JAKE TAPPER (HOST): A draft agreement at COP28 calls for scaling up carbon capture and removal. That’s a technique that removes carbon pollution from the air and then stores it or reuses it. Now, critics argue this is expensive, it's unproven, and it’s a distraction from policies to address fossil fuels. Still, do you think carbon capture is better than nothing?
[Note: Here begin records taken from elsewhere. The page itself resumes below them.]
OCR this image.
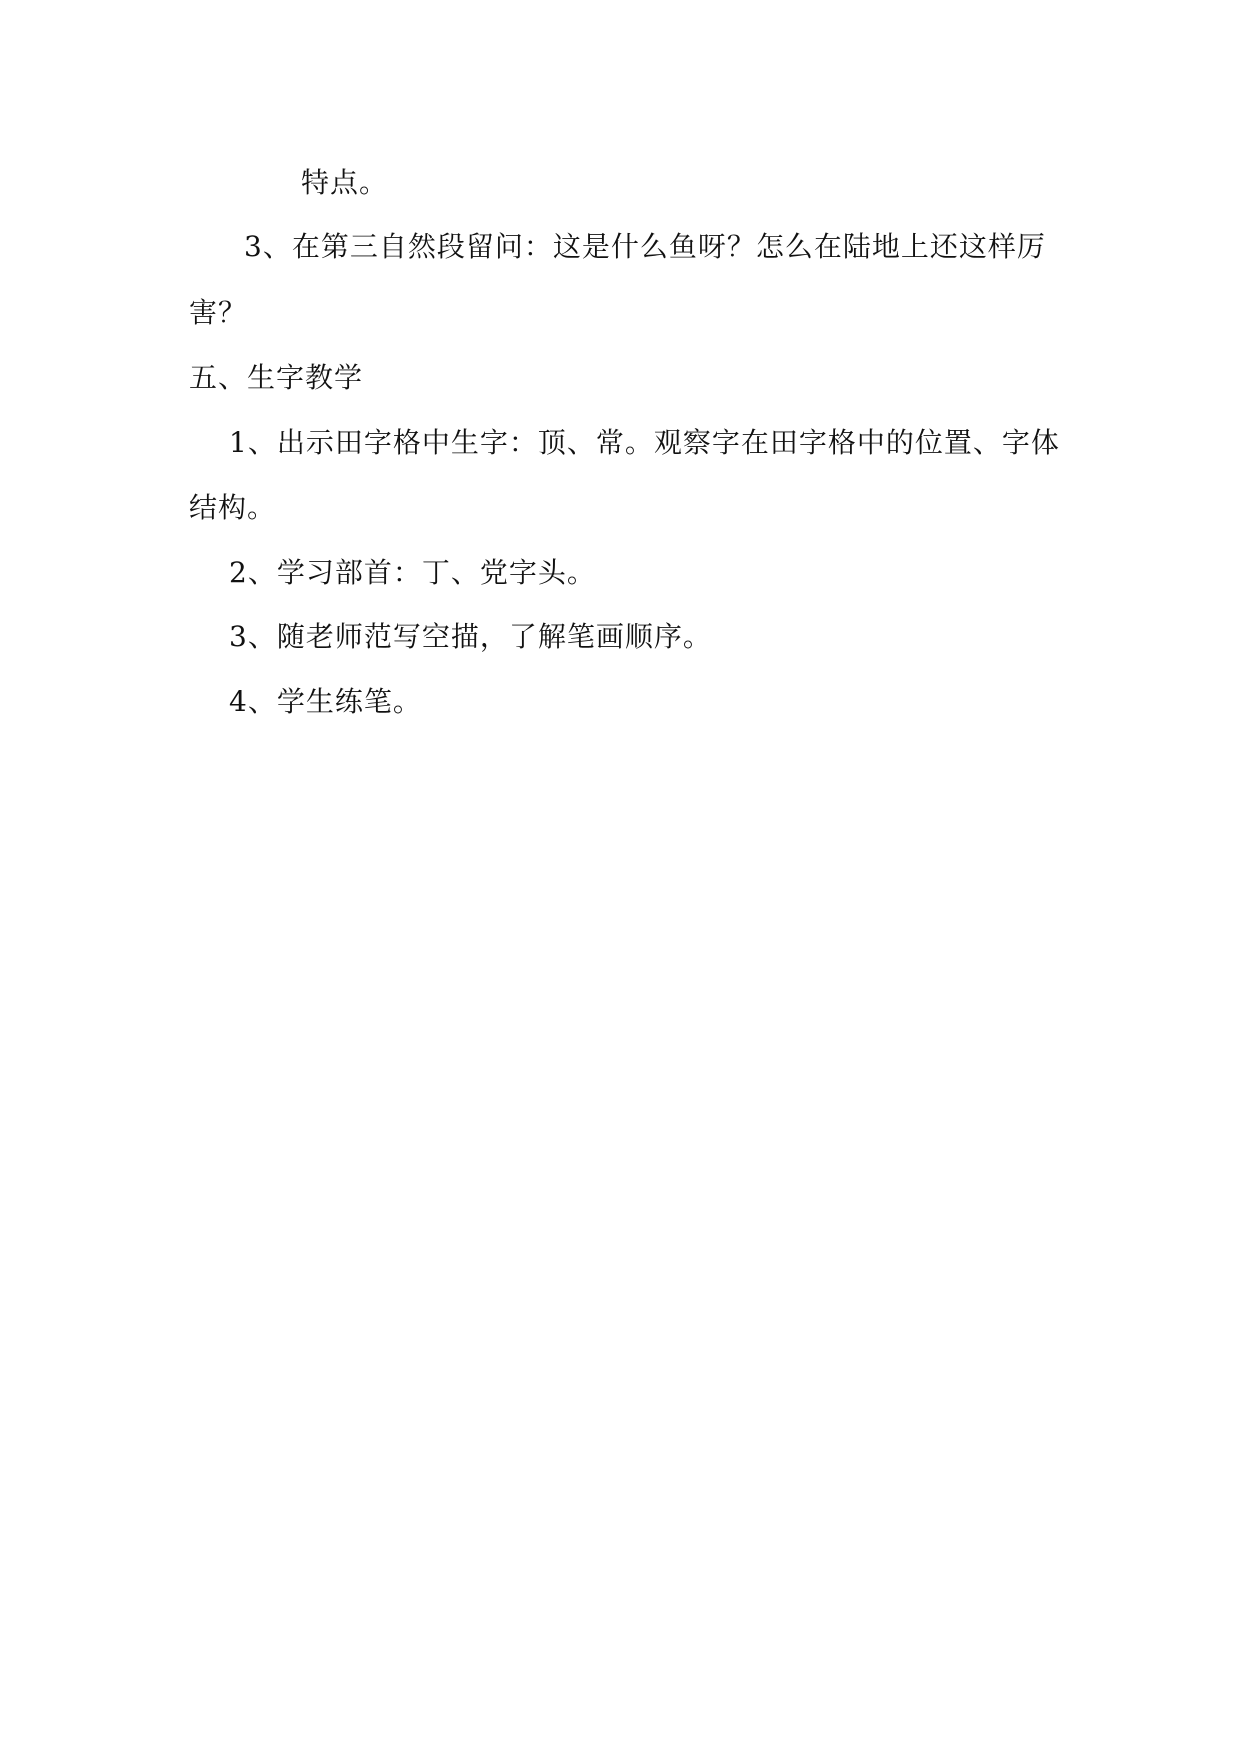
特点。
3、在第三自然段留问：这是什么鱼呀？怎么在陆地上还这样厉
害？
五、生字教学
1、出示田字格中生字：顶、常。观察字在田字格中的位置、字体
结构。
2、学习部首：丁、党字头。
3、随老师范写空描，了解笔画顺序。
4、学生练笔。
MILES O’BRIEN (SCIENCE CORRESPONDENT, PBS NEWSHOUR): Carbon capture has a place, Jake, in tough ones like the production of concrete or steel. But if you're using carbon capture simply as an excuse to continue drilling, poking holes in the ground to pull oil up and burn it in natural gas plants or continue operating coal plants, you're missing the point. We have a green energy revolution, which is working. We have cheaper, better ways to produce electricity and to spend all of this money to [unintelligible] -- well, it smacks of the fossil fuel industry once again continuing their outright lies.
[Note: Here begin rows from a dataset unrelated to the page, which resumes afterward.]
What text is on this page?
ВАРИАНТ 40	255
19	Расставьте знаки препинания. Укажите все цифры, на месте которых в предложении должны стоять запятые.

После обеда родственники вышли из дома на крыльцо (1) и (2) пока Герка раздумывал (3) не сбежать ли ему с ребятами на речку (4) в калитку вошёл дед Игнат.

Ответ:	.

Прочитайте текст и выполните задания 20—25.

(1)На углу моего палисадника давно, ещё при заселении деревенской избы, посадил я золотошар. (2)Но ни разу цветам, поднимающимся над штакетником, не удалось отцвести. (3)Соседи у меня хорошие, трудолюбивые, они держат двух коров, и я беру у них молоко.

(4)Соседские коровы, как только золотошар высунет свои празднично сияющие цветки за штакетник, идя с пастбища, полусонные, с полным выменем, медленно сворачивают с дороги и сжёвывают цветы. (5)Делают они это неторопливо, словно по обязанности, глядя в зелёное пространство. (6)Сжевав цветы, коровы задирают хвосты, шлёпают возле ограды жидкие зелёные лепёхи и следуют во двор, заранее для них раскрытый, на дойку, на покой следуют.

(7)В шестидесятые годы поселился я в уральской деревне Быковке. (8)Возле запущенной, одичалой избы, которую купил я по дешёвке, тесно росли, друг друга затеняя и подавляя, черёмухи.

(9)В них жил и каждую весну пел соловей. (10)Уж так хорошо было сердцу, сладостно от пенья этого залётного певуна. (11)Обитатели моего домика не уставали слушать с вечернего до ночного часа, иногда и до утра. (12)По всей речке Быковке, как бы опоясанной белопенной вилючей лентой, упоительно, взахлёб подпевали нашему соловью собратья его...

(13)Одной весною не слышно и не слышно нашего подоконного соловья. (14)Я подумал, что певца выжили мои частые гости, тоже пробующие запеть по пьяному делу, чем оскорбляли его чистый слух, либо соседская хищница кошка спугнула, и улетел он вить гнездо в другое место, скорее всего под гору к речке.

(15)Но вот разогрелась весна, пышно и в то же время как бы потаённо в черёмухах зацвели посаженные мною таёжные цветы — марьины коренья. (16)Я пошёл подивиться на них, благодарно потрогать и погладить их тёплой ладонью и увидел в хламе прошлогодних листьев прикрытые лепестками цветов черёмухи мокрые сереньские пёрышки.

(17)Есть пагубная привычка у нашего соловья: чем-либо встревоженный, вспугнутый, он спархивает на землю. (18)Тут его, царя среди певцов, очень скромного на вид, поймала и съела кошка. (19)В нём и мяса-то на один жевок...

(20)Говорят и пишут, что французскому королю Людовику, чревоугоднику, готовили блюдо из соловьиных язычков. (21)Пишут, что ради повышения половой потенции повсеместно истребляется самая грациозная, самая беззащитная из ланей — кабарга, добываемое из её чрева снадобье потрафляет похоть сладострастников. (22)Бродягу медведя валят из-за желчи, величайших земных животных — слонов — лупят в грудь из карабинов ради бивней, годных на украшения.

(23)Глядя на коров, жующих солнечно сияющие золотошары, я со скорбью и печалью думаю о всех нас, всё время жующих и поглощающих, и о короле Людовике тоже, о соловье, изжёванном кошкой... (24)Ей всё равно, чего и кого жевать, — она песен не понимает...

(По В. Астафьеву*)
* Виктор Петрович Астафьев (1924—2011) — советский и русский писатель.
TAPPER: Yeah. Fossil fuel industry employees and representatives nearly quadrupled registrations at this year's COP28 summit compared to last year. Does that make it more difficult to enact meaningful change, or are they partners in this?
O’BRIEN: It does because we're talking about all of this greenwashing. You've got a climate conference that has 100,000 people there and huge numbers of fossil fuel representatives. Just the carbon footprint alone of the event is staggering. But the influence that this industry has, well, it's hard to overstate it, I think.